I now understand just part of the grieving process you are going through for Bridgett ... and now her offspring, Jake. We, too, are grieving the recent loss of our best friend, Kodiak. Please pass on my sincere condolences to Jake's owners.
*******************************************************
​


----------



## 4Goldens' (Apr 3, 2012)

Qontry said:


> I now understand just part of the grieving process you are going through for Bridgett ... and now her offspring, Jake. We, too, are grieving the recent loss of our best friend, Kodiak. Please pass on my sincere condolences to Jake's owners.
> *******************************************************
> 
> ​


 
Thank you so much, and I am so sorry for your loss of Kodiak. I watched the memorial video, it was beautiful. It made me smile and cry. He was so loved. You will be in my thoughts.


----------



## Macretriever (Sep 9, 2009)

It's so hard when you loose them at a young age. I think about the 16 pups Macintosh sired and hope they all make it longer than he did. I have one of his pups who will be 2 this year.


----------



## Oakley&SegersMom (Feb 1, 2009)

I am sorry to hear about Bridgett and Jake.
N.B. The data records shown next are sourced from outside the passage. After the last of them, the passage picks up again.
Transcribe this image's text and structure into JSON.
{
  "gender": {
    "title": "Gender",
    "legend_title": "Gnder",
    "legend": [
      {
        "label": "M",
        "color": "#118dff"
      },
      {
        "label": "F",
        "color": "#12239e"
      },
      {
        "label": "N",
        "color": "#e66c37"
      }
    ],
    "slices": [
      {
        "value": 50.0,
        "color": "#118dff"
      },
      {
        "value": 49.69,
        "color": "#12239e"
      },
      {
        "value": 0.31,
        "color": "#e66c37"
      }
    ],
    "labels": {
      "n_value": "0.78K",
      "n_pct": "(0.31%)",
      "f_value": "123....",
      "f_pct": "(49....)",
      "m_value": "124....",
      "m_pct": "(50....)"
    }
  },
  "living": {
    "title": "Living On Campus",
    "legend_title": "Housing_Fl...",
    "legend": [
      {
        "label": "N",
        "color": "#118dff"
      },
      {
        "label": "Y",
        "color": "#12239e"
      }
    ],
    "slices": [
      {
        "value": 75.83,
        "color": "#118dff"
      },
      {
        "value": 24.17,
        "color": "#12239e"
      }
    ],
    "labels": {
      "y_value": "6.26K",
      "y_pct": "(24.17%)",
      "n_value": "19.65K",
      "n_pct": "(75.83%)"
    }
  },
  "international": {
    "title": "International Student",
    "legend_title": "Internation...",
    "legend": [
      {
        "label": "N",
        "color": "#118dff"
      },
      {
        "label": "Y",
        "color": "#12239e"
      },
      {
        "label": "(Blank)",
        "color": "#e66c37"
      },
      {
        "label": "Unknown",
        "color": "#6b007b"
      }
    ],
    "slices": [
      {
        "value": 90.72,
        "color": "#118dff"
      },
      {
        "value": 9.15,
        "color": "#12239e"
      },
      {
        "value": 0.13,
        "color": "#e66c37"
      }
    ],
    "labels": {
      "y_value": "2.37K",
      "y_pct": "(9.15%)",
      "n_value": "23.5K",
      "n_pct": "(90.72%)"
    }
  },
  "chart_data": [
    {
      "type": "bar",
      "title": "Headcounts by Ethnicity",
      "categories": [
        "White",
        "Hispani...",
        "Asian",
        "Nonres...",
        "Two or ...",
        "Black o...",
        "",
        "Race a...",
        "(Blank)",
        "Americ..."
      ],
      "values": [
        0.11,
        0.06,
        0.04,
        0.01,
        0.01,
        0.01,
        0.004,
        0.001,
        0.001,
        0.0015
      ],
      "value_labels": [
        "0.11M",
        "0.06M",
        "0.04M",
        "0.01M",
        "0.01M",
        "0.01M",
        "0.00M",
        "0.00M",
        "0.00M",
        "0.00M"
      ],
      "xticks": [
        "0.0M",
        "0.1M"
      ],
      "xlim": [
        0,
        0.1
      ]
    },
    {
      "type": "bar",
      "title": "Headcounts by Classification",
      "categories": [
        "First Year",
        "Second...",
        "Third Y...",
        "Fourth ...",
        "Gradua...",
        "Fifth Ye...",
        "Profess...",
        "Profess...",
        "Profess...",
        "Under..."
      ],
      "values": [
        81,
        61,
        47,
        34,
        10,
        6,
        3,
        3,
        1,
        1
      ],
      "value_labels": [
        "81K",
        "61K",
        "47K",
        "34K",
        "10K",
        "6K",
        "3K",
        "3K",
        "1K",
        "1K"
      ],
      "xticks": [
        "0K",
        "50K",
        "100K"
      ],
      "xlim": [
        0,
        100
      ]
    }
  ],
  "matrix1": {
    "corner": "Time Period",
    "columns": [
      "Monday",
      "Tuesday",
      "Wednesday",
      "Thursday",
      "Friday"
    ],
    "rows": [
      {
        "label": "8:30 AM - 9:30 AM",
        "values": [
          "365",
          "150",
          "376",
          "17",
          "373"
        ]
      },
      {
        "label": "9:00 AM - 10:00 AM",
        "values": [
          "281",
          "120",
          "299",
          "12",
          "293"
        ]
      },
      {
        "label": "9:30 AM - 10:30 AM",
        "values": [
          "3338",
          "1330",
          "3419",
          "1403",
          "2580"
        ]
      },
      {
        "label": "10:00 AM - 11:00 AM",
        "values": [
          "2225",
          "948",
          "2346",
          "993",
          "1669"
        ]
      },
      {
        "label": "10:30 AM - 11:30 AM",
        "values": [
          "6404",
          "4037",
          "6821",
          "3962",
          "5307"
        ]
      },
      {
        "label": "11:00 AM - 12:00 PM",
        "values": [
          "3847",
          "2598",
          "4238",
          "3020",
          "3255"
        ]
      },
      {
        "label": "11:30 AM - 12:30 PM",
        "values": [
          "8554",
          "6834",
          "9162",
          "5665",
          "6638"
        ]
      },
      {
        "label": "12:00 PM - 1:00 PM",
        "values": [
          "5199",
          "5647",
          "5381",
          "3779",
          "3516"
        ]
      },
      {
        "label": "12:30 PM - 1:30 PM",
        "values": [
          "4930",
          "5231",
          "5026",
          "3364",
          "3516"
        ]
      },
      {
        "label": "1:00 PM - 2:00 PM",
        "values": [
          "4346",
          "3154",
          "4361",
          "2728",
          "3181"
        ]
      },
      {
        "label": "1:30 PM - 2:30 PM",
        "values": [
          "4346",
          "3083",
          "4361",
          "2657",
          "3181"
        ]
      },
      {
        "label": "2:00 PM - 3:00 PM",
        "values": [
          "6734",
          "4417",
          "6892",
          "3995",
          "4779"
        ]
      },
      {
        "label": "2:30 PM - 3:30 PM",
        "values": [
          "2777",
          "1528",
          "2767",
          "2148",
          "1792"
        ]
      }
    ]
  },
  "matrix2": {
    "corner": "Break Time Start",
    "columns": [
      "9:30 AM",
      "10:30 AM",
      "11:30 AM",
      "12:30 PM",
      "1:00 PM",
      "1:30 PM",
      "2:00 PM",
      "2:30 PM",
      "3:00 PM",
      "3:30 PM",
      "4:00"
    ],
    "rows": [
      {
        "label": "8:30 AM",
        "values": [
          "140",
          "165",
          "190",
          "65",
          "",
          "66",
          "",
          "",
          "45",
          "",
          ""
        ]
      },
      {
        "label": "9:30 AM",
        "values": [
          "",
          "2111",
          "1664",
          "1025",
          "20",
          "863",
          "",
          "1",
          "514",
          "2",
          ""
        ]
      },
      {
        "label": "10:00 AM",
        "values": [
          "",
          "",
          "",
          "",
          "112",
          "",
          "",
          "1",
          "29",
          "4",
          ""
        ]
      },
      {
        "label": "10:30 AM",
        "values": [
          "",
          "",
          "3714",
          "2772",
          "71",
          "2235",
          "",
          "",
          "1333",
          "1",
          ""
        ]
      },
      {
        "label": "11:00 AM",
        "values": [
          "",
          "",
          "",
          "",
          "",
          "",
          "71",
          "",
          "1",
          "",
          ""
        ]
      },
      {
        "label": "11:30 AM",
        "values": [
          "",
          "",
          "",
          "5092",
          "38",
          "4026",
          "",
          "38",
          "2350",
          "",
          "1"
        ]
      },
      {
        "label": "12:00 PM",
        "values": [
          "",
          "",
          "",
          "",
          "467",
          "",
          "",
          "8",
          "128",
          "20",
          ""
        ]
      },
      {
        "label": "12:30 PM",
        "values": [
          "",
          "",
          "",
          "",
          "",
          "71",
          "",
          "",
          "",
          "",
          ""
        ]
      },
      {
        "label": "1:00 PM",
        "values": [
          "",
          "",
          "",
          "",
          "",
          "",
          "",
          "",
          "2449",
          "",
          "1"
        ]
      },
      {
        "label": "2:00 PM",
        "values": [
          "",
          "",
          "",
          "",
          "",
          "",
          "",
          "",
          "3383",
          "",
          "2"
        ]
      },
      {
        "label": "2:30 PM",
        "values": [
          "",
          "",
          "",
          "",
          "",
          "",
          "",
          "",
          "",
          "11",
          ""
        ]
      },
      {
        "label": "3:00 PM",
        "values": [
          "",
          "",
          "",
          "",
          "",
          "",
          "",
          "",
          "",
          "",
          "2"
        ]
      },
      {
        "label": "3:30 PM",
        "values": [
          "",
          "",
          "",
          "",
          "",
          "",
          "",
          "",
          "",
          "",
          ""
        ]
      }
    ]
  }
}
We lost Oakley to hemangio on November 23rd and I still find myself tearing up at my desk at work, when I am driving, or whenever I try to talk about him. I used to read the postings in this section and feel sad for those who lost their babies, but since I lost Oakley I fully appreciate what others here are going through - the feelings are overwhelming and some days render me close to non-functional. RIP dear Bridgett and Jake - it brings some comfort knowing you can be together again.
Carol


----------



## goldensmum (Oct 23, 2007)

Please pass our condolences to Jake's family, I am sure that Jake and Bridgett have been reunited at the bridge


----------



## Buddy's mom forever (Jun 23, 2011)

I am so sorry to read about Jake. He was too young to leave. I know his mom will take good care of him.


----------



## CarlosW9FE (Jul 17, 2012)

I am so sorry to hear about the loss of Jake. I know your Bridgett and and my Rhett along with the many other Golden friends will take care of him now at the Bridge. Run free now and play hard dear Jake.


----------